The results of the absolute average class difference

-Range from 0.29 class difference (Lake Alpine GIG macrophyte comparison for IC type LAL4) to 0.90 class difference (Lake Central Baltic comparison of macrophyte assessment methods);

-Most of the results occur in range from 0.3 to 0.6 class difference, roughly corresponding to 40 - 70% agreement between the classification systems (see Fig 3);

-The possible criterion for sufficient comparability is proposed to be less than a half class (0.5) difference (so the results above 0.5 class difference are considered as not satisfactory).

Figure 1 . Intercalibration Option 3 results: Absolute average class difference of the GIG methods comparisons, arranged in increasing order. The possible criterion for sufficient comparability is proposed to be less than a half class (0.5) difference (red line).

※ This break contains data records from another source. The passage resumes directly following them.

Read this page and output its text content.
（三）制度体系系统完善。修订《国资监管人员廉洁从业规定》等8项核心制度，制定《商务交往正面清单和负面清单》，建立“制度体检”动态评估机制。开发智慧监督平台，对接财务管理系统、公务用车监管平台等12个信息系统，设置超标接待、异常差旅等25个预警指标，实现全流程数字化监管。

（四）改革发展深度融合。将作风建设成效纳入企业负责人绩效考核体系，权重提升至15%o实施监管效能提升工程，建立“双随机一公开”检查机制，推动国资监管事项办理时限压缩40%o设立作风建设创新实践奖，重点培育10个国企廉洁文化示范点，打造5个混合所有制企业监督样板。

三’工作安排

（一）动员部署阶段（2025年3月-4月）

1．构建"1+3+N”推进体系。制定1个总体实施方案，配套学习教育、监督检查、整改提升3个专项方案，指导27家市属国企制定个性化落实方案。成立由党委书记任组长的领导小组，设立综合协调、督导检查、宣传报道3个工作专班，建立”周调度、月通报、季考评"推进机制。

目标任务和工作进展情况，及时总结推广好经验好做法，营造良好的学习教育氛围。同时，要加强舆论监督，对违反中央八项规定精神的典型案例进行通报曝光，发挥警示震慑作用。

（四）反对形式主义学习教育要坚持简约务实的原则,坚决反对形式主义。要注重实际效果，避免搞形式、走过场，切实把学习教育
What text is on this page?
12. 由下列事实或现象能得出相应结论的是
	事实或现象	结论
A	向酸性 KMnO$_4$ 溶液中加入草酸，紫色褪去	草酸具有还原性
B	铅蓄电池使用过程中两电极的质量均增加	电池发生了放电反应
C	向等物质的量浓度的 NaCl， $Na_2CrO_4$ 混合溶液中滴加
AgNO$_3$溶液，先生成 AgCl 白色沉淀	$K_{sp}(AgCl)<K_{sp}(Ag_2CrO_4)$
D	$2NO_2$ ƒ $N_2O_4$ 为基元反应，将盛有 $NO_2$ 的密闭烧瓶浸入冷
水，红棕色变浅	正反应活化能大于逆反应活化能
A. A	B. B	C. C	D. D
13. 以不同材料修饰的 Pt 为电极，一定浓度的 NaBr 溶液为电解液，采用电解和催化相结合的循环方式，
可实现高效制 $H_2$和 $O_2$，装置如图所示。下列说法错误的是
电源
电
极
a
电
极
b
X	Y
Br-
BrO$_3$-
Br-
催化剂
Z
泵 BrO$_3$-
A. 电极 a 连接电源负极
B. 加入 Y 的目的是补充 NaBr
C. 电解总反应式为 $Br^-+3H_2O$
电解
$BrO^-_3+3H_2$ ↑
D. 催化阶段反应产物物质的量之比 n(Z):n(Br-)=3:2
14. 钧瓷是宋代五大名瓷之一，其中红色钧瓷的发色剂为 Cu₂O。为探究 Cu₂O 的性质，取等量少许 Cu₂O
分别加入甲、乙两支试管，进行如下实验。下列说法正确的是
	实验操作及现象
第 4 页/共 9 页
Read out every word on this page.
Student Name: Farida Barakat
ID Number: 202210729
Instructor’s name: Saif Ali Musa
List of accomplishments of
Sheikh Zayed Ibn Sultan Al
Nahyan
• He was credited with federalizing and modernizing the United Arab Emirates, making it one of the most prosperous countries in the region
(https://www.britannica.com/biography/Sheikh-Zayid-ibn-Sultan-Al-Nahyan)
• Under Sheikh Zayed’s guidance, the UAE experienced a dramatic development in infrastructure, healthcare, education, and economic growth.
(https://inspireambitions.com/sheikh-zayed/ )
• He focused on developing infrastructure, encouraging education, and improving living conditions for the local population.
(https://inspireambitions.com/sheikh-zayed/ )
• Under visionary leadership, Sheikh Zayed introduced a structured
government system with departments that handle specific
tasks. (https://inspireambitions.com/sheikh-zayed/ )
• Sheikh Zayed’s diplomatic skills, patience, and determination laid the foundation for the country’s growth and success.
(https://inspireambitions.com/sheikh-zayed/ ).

2. Level of Agreement using 3 classes

The second criteria proposed to be used in the evaluation is the percentage of agreement between Member States’ classification methods. This can be used only as a supporting criteria, since these values are highly sensitive for the data distribution over the quality range, and thus need to be considered with caution.

-This indicator reflects a degree of consensus (level of agreement) between two or more assessment systems expressed as the percentage of cases where two methods give the same class classification result;

-The assessment of comparability is focused to the upper range of the classification results, as it is most important to demonstrate that different methods show good correspondence for high-good and good-moderate boundaries, in line with the intercalibration objectives.

-In this reasoning, two methods are considered to be sufficiently comparable if those give compliant results for high, and good, and including all the results from moderate/poor/bad status classes in one block (see Fig. 2 for an example, yellow zone illustrates the area where classifications are considered to give the same results).

-The main advantage of this indicator is that it focuses on agreement between methods on the HG and GM boundaries, and that possible disagreements in the lower quality classes do not affect the results.

-A drawback if this indicator is that the outcome highly depends on how the data is distributed over the quality range. If there are many data points in the low quality range the level of agreement tends to be high. Because of this, it is not possible to directly compare results between GIGs if the distribution of the data is very different.